I regret not posting more. I wish I had been home. I wish my birthday would be more fun. I wish that my birthday wasn't THIS Friday.

I hope you all have a good day in prison--purgatory--jail--SCHOOL, that's what it's call, school. I hope you don't get lost too much. I hope you don't have a teacher like Mr. Neck. I hope all of you going to Davis won't forget me.

Love you,
Shigure's suckish Carma

Tuesday, June 30, 2009

Relatives G

Alright, so this isn't in my 'Memories' series, but I thought I'd just talk about it because I can.

So, my family history on my mother's side disappears after a few generations. No names, no nothing. It's like we don't exist ((maybe we're just aliens from Saturn or something...)) but after that point, there are many possibilities as to our relatives.

You see, my grandmother's maiden name is Jackson. And there is a very high possibility that I am, in fact, related to Michael Jackson. Then, my mother's maiden name is Swift, and there is a slight chance that I am related to Taylor Swift ((though not as likely as Michael...)). And the other major one is Elvis Presley, apparently ((somewhere in the family tree)) we were Presleys but we can't find any documents on whether or not we actually ARE related to him. ((Of course, if we are, we could also be related to Oprah because Oprah may be related to Elvis...*shrugs*))

See, like I said earlier: we have no family history. It's all gone. Don't suggest one of those websites or genealogy places, they don't have anything. It's like we don't exist.

Well, that's about all.

Thank you for the music MJ,
Shigure's Carma

Wednesday, June 10, 2009

Memories and Visits G

((Once again, continuation of my 'Memories' series))
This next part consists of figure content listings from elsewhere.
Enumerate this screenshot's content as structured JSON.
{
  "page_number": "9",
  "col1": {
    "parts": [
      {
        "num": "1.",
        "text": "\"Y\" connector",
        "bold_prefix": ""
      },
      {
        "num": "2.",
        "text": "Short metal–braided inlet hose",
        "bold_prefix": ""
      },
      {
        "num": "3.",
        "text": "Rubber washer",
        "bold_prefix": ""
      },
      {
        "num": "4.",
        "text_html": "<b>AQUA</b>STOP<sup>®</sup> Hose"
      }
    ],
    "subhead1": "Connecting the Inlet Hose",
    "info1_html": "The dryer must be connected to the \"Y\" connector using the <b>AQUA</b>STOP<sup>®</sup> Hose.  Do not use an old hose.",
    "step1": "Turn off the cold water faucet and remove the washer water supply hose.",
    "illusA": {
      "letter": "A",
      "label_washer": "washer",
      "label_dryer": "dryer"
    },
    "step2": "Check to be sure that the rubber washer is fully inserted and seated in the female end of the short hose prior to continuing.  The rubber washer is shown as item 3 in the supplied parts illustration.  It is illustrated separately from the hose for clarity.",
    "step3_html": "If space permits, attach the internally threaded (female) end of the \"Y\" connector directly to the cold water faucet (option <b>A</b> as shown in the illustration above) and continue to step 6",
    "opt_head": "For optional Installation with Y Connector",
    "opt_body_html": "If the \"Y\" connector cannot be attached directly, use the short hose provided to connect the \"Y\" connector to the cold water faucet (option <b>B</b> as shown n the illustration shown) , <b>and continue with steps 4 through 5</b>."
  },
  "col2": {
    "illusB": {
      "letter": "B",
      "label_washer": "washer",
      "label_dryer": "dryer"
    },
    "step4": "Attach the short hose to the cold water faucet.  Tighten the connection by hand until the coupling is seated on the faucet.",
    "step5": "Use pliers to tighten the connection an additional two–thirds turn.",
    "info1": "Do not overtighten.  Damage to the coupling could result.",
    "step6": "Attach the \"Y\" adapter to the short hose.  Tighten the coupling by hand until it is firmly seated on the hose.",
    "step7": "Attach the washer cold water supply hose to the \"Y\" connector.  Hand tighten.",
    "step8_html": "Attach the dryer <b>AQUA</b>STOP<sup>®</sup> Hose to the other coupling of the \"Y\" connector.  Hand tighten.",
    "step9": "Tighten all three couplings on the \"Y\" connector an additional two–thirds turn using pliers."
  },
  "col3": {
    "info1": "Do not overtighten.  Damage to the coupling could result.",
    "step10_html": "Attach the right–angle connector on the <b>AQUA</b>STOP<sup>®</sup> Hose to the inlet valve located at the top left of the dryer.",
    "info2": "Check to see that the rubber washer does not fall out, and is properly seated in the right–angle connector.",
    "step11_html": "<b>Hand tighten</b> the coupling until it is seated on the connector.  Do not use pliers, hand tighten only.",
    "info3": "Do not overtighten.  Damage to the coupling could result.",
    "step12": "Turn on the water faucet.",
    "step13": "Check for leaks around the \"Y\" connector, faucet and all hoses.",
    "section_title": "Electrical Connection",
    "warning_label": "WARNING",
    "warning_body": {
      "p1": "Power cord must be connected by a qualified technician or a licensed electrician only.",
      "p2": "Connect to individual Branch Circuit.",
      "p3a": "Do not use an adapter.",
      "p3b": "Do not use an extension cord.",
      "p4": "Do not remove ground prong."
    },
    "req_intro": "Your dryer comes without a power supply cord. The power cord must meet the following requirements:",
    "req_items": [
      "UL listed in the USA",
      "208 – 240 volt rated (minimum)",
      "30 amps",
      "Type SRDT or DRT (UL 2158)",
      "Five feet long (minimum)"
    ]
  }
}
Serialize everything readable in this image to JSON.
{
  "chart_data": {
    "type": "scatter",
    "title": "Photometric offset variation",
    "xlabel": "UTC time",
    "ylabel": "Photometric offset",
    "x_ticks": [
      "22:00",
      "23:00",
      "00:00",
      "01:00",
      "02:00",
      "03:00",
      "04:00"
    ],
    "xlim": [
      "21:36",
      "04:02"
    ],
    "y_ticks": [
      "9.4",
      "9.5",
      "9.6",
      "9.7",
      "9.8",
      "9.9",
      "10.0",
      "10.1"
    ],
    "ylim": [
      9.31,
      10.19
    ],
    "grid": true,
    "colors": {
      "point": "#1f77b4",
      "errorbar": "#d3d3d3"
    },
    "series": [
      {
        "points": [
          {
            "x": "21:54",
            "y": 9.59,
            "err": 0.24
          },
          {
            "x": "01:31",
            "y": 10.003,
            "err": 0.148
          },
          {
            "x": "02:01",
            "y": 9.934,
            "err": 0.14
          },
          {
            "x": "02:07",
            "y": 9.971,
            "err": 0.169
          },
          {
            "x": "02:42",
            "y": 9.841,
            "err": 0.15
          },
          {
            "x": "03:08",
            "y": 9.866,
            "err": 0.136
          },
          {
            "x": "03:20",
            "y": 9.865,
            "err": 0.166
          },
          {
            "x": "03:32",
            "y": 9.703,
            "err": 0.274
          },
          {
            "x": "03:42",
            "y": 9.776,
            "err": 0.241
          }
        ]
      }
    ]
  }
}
When I was little, my grandparents lived 3 days away ((by car)) so we'd visit when we could. Now, there are several visits I remember, but I'll focus on ONE today.

I was really little and my grandpa decided to take us to visit Uncle...Henry...Harvey...Harold...it stated with an 'H'...anyways...so I went with him and my mom.

I don't really remember Uncle What-sis-face, but I remember his house. It had a light brownish shag carpet that I spent the vast majority of my visit sitting on. The house smelled weird. A combination of cigarettes, dust, and old.

Yes, old has a smell. You know, that smell that always seems to be in old people's houses, nursing homes, and old buildings, that's what 'old' smells like.

I also remember light colored paint on the walls, and it was really sunny. That's pretty much all I remember.




AND AN ADDITION THAT HAS NOTHING TO DO WITH THAT! I've been listening to show tunes. My current show tunes are:
  • 'I Cain't Say No' (Oklahoma)
  • 'Maybe This Time' (Cabaret)
  • 'Money, Money' (Cabaret)
  • 'What I Did For Love' (A Chorus Line)
  • 'Don't Cry for Me Argentina' (Evita)
  • 'Be Italian' (Nine)
Ironically, I've never seen any of those musicals...but I love the music from Cabaret, especially the versions with Liza Minelli. XD

What I Did For Love,
Shigure's Carma

Saturday, June 6, 2009

Memories and Last Days of School

As a continuation of my 'Memories' I thought I'd say the little I know about my last day of school each year.

Crying.

There, that is all I have to say.

Not 7th or 8th grade, but every other year, I've cried. This year was pretty bad. Alright, it was the worst. I was pretty much a wreck, but whatever.